Heat expected to be a factor | The Daily Star
12:00 AM, September 14, 2018 / LAST MODIFIED: 12:30 AM, September 14, 2018

Heat expected to be a factor

This year's Asia Cup is likely to have an extra factor other than the teams duking it out on the pitches of the Dubai International Stadium and the Sheikh Zayed International Stadium.

Players returning from practice during the daytime bear a weary look because of the extreme heat. The mercury is expected to reach 43 degrees Celsius on the opening day of the tournament when Bangladesh take on Sri Lanka.

“I think the heat will be a major factor,” said Bangladesh opener Tamim Iqbal at the team hotel yesterday. “It is likely to turn into a mental game. When you play in high temperatures, the batsman who has played 60-70 balls will feel tired and is prone to a mistake.
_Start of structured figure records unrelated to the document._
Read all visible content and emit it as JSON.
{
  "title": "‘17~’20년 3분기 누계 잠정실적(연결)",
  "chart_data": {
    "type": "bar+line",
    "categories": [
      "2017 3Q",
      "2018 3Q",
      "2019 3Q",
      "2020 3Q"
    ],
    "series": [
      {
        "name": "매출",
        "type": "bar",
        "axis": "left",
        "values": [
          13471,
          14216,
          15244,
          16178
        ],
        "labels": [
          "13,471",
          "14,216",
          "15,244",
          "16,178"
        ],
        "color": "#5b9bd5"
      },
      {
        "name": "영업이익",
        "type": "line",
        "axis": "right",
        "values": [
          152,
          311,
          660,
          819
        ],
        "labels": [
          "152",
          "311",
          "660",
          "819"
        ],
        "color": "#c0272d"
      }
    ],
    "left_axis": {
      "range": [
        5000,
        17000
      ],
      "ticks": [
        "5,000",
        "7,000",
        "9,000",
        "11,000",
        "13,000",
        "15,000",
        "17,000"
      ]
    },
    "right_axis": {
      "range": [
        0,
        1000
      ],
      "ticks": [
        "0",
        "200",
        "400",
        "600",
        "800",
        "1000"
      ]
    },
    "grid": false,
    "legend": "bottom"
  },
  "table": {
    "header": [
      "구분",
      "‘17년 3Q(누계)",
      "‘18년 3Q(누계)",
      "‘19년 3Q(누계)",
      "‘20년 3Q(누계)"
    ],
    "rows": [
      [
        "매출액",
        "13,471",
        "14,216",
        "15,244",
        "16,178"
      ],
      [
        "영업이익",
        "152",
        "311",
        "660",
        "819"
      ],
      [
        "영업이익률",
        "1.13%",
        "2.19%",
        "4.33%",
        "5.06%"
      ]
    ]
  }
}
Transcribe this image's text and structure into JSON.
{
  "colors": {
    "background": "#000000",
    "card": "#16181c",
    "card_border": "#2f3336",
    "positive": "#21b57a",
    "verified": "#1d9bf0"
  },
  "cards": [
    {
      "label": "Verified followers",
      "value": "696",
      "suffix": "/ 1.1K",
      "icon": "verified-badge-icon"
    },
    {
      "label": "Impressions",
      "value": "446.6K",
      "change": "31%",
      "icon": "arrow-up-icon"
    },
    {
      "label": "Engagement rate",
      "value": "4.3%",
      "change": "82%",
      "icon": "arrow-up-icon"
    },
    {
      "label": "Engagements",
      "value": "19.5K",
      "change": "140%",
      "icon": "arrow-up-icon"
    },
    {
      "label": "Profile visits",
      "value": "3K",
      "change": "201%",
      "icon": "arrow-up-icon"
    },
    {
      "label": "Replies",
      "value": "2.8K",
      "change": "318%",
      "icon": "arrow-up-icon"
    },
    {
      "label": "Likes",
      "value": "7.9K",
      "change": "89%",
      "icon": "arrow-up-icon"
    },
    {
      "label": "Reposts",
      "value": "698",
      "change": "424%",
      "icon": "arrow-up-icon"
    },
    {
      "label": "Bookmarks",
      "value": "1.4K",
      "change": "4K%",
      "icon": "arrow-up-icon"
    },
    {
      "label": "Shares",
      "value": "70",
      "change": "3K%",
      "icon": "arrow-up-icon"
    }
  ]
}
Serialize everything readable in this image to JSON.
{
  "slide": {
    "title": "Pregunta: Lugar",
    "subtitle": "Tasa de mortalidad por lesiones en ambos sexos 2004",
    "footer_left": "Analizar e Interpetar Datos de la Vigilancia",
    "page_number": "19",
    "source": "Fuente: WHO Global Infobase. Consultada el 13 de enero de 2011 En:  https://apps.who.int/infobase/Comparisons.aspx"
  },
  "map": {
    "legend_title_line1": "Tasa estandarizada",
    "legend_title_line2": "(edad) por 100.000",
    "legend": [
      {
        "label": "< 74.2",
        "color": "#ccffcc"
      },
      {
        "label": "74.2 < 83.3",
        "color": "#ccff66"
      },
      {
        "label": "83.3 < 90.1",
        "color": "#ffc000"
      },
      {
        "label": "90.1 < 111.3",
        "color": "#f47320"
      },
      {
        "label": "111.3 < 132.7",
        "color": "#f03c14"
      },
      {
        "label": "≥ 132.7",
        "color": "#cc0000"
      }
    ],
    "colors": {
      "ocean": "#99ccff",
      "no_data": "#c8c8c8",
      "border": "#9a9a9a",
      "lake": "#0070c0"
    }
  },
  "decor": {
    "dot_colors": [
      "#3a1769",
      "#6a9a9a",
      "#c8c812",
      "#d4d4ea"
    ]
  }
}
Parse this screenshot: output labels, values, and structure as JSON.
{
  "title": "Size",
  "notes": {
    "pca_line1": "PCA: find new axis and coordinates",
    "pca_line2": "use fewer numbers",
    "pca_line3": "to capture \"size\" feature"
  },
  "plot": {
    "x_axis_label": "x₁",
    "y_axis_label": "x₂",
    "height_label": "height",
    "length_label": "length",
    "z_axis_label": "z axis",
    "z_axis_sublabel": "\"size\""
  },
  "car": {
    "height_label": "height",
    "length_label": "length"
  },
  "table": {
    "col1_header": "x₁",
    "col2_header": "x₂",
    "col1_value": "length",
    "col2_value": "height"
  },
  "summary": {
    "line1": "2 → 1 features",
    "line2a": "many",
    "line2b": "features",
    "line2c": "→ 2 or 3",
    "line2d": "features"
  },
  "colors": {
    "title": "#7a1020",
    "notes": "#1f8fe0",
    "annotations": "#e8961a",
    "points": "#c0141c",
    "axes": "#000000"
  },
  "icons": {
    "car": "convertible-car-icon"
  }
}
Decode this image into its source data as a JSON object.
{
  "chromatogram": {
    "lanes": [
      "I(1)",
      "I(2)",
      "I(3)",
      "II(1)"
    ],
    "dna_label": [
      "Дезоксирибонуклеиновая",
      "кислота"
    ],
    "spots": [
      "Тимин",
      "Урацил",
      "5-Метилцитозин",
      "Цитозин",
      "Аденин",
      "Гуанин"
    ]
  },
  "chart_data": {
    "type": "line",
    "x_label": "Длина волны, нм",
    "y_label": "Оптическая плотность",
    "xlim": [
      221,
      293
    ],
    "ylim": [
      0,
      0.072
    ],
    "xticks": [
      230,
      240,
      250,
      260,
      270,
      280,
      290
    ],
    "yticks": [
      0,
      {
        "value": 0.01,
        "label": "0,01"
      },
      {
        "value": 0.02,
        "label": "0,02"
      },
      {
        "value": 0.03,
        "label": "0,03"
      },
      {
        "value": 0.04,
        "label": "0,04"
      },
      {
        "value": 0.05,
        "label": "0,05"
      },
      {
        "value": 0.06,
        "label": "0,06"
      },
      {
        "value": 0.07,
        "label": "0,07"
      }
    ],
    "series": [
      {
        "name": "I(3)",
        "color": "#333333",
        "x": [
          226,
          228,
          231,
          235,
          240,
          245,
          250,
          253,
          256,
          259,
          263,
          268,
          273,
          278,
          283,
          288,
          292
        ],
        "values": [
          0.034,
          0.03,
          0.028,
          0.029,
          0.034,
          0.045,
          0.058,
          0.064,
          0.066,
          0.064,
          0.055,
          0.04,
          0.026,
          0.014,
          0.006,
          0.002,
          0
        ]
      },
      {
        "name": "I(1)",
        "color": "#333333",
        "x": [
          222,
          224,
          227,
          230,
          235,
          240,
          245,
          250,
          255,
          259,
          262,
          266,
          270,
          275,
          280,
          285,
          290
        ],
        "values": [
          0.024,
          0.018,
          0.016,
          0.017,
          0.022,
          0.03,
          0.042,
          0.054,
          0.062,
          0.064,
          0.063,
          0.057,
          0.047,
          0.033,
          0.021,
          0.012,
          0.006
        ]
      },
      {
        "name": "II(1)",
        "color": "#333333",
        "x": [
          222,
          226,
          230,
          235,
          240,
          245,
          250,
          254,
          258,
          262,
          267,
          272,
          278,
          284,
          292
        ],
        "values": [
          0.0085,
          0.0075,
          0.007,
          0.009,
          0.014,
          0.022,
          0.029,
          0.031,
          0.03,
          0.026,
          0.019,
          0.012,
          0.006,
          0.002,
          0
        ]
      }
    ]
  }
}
If he can take a good decision in that weak moment -- in those five, ten seconds -- it will become his advantage. The battle will be within his mind.

“We have to be mentally strong to handle this heat. Normally we don't play cricket in this weather; we do play in the heat in Bangladesh but this is something different. We hope to be a mentally stronger team.”

With matches scheduled to start at 3:30pm local time, the heat will certainly come to bear on the team fielding first, which may make the toss a more important factor than it already is.

“It depends on the type of surface we are playing on,” Tamim said when asked about the toss. “If it is a good batting wicket, we would like to bat first. I can only say after I see the wicket.”

Tamim has played here in the Pakistan Super League -- as have Mahmudullah Riyad, Mushfiqur Rahim, Shakib Al Hasan and Mustafizur Rahman -- but said that they were a little different as T20 is a shorter format and the tournaments are held at a kinder time of the year.

While the UAE has been host to ODI cricket since the mid-1980s, almost all the matches have taken place in the relatively cooler period between October and April, with some matches extending to May. However, there have been only four ODIs in more than 30 years here that have been held in the oppressive heat of August and September, when Australia played Afghanistan in a one-off match and Pakistan in a three-match series in 2012.

It seems like while the world relishes the next fortnight of cricket from the desert, the cricketers will have an altogether different experience.